流れた曲は大滝詠一の雨のウェンズデイだった。ちょうど今日は水曜日、しかも雨降りである。音楽は雨音と一緒に鳴っている。二つは共鳴し色彩を途端に変えていた。穏やかな時の流れに変わっていく。女の涙ももう流れなかった。
「結構いいわね。でも私雨は嫌いよ」女は涙で濡れた頬で微笑すると「レモネードを作ってちょうだい」と言った。
その反応にマスターはデヴィッド・リンチスマイルを浮かべると「OK」と言った。そそくさと冷蔵庫からレモンとサイダーとシロップを取り出し丁度よい具合にグラスに足していきマドラーでかき混ぜ最後にレモンの切り身をグラスに突き刺すと女のカウンターに置いた。音楽はスピーチ・バルーンに変わった。どうやら大滝詠一のA LONG VACATIONの曲順通りに流れているようだ。
女はストローでちゅーと出来上がったレモネードを飲むと「何か単純な味ね」と言った。「レモンの青い香りとシロップの甘さそれに炭酸のシュワシュワ感でゆるぎない優雅さといったものを感じるわ。

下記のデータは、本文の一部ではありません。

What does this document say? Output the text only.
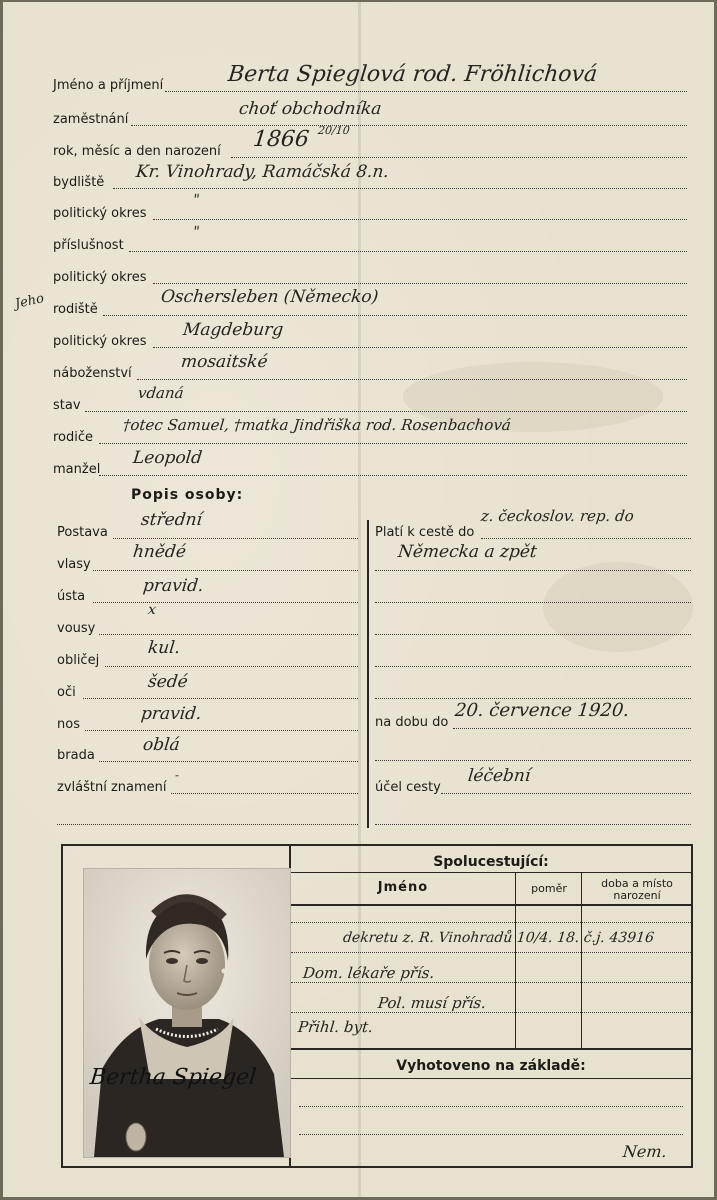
Jméno a příjmení	Berta Spieglová rod. Fröhlichová
zaměstnání
choť obchodníka
rok, měsíc a den narození 1866 20/10
bydliště
Kr. Vinohrady, Ramáčská 8.n.
politický okres
"
příslušnost
"
politický okres
Jeho rodiště
Oschersleben (Německo)
politický okres
Magdeburg
náboženství
mosaitské
stav
vdaná
rodiče
†otec Samuel, †matka Jindřiška rod. Rosenbachová
manžel
Leopold
Popis osoby:
Postava
střední
vlasy
hnědé
ústa
pravid.
vousy
x
obličej
kul.
oči
šedé
nos
pravid.
brada
oblá
zvláštní znamení
-
Platí k cestě do
z. čeckoslov. rep. do
Německa a zpět
na dobu do
20. července 1920.
účel cesty
léčební
Spolucestující:
Jméno	poměr	doba a místo
narození
dekretu z. R. Vinohradů 10/4. 18. č.j. 43916
Dom. lékaře přís.
Pol. musí přís.
Přihl. byt.
Vyhotoveno na základě:
Nem.
Bertha Spiegel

エネルギッシュガールといったところねこのドリンクは」
「いえ、レモネードです」マスターはそう言った。それはまるで釣り餌の誘いに乗らない魚のようであった。
「そうなんだ」女は高らかに歌い上げるようにそう言った。ちゅーちゅーとレモネードを吸う。喉をこくりと鳴らす。すると入り口のドアが開き、一人のスーツの男が入ってきた。肩が雨で濡れているが手には傘を持っている。黒色の鞄を片手に下げている。
「濡れてしまったよ」男はそう言った。女はちらりと男に目線をやり上目遣いで男の靴先から頭までを眺めとった。そんな女を男はちらりと見ると女の席と一つ距離を空けカウンターに座った。男は林檎の匂いを僅かに纏っていた。その匂いは香水ではなく男自体から発しているように思えた。その男がバーに登場したことによりまた一つ楽器が増えたようであった。男の担当する楽器はコントラバスにあたいした。コントラバスの形をした林檎、林檎の形をしたコントラバスである。